Bes was painted in many houses in Deir el-Medina, an ancient village where the Pharaoh's craftsmen lived. He kept evil spirits from interfering in the workmen's business, protected women and children from these demons, and danced up a storm during festivals. (Source)
At her funerary temple at Deir el-Bahri, the female pharaoh Hatshepsut brags about how the pantheon chose her mom to have Amun's kid. When the queen gave birth, Bes and his partner-in-crime, Taweret, helped the future pharaoh pop out. (Source)
Roman historian Ammianus Marcellinus loved chatting about the early Christians. The philosopher Demetrius wasn't the best Christian, though, since he sacrificed to the oracle of "Besa" near the town of Abydos. Centuries might have passed, but Bes was still rockin' out in Egypt.
An Egyptian monk named Moses didn't lead his people out of the desert—he hung out there to pray.
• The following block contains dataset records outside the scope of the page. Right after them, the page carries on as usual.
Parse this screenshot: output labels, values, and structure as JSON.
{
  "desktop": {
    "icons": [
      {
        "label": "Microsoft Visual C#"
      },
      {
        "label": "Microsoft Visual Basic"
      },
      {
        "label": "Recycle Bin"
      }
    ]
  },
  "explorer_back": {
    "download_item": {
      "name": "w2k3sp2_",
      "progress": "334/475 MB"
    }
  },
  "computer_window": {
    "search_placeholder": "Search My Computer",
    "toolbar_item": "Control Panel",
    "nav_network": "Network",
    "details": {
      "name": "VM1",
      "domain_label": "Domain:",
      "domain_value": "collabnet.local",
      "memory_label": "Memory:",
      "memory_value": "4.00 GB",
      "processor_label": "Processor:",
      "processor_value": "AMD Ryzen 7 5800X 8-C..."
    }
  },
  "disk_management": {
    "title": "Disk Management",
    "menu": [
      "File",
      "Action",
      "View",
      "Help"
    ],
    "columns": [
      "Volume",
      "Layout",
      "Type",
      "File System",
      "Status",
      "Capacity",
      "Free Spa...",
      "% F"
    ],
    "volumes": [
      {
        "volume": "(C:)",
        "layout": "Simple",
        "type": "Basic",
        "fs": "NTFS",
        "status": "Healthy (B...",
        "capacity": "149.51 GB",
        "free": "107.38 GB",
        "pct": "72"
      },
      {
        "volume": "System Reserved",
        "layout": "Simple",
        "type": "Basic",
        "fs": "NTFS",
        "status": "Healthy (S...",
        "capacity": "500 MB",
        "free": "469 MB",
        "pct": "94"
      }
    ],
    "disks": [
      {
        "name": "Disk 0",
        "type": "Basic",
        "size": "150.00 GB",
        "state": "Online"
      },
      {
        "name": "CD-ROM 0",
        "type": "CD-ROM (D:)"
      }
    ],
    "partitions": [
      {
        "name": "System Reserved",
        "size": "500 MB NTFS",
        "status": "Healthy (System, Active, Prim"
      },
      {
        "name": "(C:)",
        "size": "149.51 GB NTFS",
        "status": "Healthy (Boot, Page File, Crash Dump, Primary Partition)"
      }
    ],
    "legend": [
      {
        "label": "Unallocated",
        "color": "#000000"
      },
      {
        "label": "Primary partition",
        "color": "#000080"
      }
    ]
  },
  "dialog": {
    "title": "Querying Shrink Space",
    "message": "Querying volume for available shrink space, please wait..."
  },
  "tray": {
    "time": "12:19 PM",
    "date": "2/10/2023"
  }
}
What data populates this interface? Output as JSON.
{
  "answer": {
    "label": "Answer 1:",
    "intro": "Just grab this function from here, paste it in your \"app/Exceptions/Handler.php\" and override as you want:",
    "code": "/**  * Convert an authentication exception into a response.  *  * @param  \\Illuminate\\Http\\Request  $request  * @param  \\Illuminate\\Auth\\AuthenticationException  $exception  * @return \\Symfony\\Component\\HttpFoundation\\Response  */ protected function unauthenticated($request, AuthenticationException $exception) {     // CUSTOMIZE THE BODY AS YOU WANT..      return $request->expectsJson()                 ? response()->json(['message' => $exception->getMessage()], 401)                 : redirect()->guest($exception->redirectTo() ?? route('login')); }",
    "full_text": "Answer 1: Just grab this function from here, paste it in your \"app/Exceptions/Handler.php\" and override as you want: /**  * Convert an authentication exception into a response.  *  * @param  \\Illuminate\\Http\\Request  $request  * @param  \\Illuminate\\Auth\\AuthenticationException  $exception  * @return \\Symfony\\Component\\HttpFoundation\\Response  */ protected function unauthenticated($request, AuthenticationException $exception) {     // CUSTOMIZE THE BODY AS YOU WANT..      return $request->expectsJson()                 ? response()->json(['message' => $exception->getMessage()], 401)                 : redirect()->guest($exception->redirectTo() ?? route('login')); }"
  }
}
According to his resume, Moses drove out a demon from the "temple of Bes" in Egypt, which is ironic, since that was Bes's job in ancient Egypt. Mo helped Christianity triumph over the big, bad gods of ancient times.
In book three of the Kane Chronicles, Bes is often the life of the party. He does cartwheels to make the gods laugh, but he's in need of our hero's help to bring him back to full life.